By Vinicius de Moraes
Directed by Debora Balardini
Produced by Group .BR
Nominations: Thiago Felix is nominated for Outstanding Choreography/Movement
Photo by Livia Santos
About this Production
Infinite While it Lasts is a physical theatre piece inspired by the works of the acclaimed Brazilian poet and composer Vinicius de Moraes in honor of his centenary. He is well known for composing the majority of Bossa Nova hits such as Girl from Ipanema, No More Blues (Chega de Saudade) and many others. This is a site specific piece that recreates a bar atmosphere where the audience can drink, eat and be surrounded by live music. Done in Portuguese with English supertitles, Infinite While It Lasts is an immersion into life and love through Vinicius eyes.
Producer Andressa Furletti and Choreographer Thiago Felix discuss the joys and challenges of staging the works of one of Brazil’s most famous and profound poets.
What attracted you to this project?
Andressa: I'm the co-founder of the company. We founded the Group .BR because there was no other Brazilian theatre company in NYC and to us that was outrageous. The 3 co-founders, Andressa Furletti, Debora Balardini and Thiago Felix always had the desire to bring Brazilian theatre to New York. When we met we found that we had the same artistic language and desires.
Thiago: Being able to work on Vinicius de Moraes’ poetry was more than an honor. His language is rich and speaks directly to the human heart.
What was your favorite part of the production?
Andressa: It is really hard to say what my favorite part was because there were many. One was diving into to Vinicius de Moraes’ world. It is so full of adventures and love stories.photos by Gilberto Tadday
The other was the creative process itself. We love collaborating with the actors. We spend almost 2 months improving with the poetry and music to generate some of the material to create the show. From that we wrote the script and created the movement for the scenes.
Finally, doing the show was remarkable. It is a very positive production about love. The audience reaction was very moving. To hear audience members tell us how much it reminded them of their loved ones was absolutely priceless.
Thiago: I just love the sound of Roman languages, such as Portuguese (the show was in Portuguese with English subtitles). It was very interesting to translate these sounds into physicality and tell the story of one of the greatest Brazilian poets, Vinicius de Moraes, through movement.
What was the most challenging part of working on this production?
Andressa: Raising the funds to produce the show and find a venue that could sell alcohol.
Thiago: Definitely having to create a play from scratch with the actors on the spot. All that the creative team had was over one thousand poems to be puzzled in a certain way that would present to the audience Vinicius de Moraes' points of view in love, life and death. The goal wasn't to tell his life story, but much more so to get in his mind and heart and behave for one and half hours through his eyes.
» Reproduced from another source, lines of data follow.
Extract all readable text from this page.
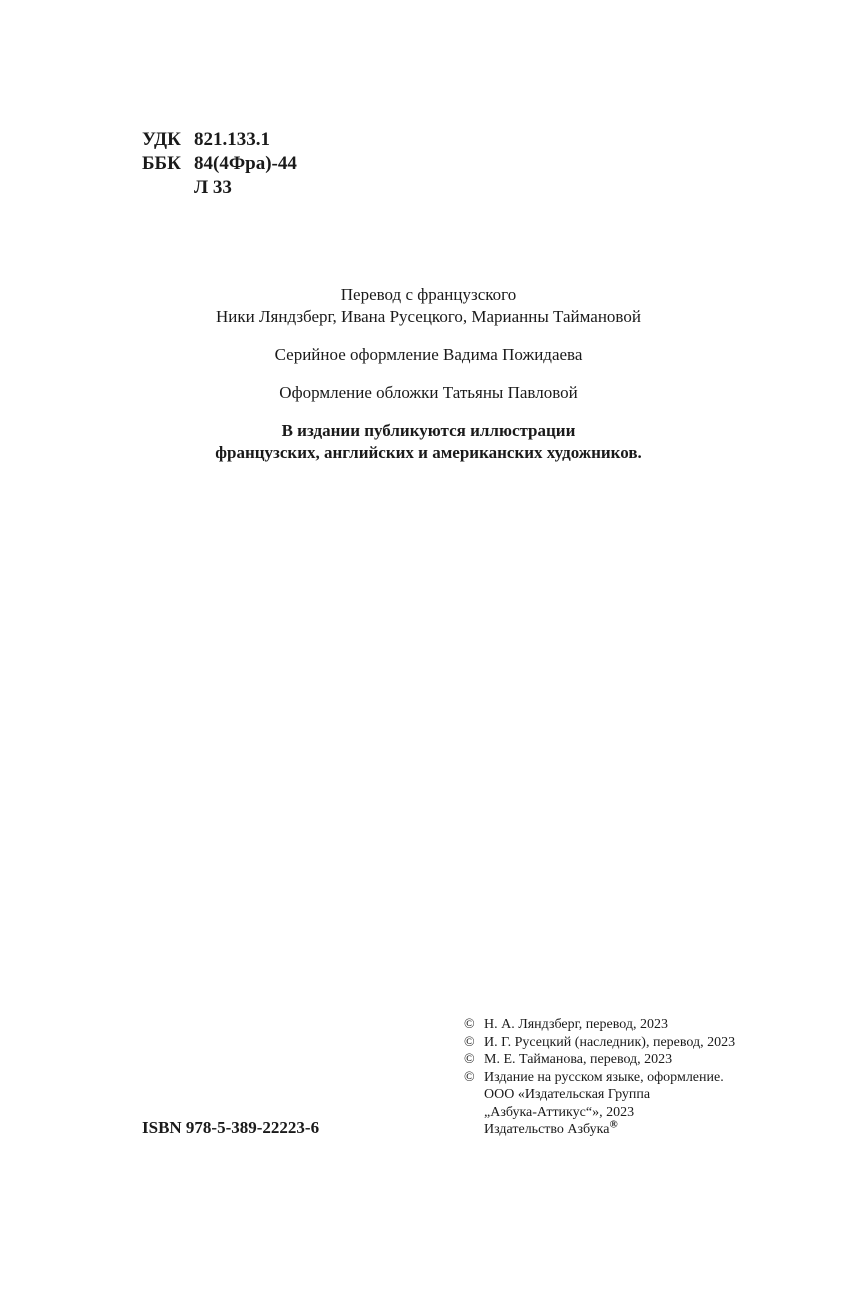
УДК 821.133.1
ББК 84(4Фра)-44
Л 33

Перевод с французского

Ники Ляндзберг, Ивана Русецкого, Марианны Таймановой

Серийное оформление Вадима Пожидаева

Оформление обложки Татьяны Павловой

В издании публикуются иллюстрации

французских, английских и американских художников.

ISBN 978-5-389-22223-6
© Н. А. Ляндзберг, перевод, 2023
© И. Г. Русецкий (наследник), перевод, 2023
© М. Е. Тайманова, перевод, 2023
© Издание на русском языке, оформление.
ООО «Издательская Группа
„Азбука-Аттикус“», 2023
Издательство Азбука®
That was challenging!!!!
What was the oddest part of working on this production?
Thiago: The fact that the show happens in a bar where people are drinking and having snacks brings an extra quality to the interaction with the audience that is based on truth - if the show is good they look at it, otherwise you can turn to your snack, sip on a beer or run to the bathroom. One of our actors had to deliver the line "Freedom is to be able to take a shit with doors open" by going to the actual bar's restroom and opening the door, one day there was a guy just finishing his business inside the bathroom... Good thing he had his pants on.
What did you want the audience to take away from your production?
Andressa: I believe we live in times where people want security and certainty above all. The consequence of that is that we deprive ourselves of new experiences because of fear. Fear of making mistakes, fear of failure, fear of solitude, fear of falling in love, fear of life. Vinicius accepted the mistakes, the failure and the end of things as a process, as something you must go through in order to live life fully. He used to say that the “sadness is the gap between two cheers and even a love that will end is better than solitude.” He was a master of finding beauty in sadness and accepting that as part of life. Because of that he was able to embrace all the opportunities that life presented to him and he would never miss an opportunity to live a new love story even when he was in one relationship that he felt was already dead. With that in mind, we want the audience to leave the show with that energy, feeling fearless in front of life and eager to love.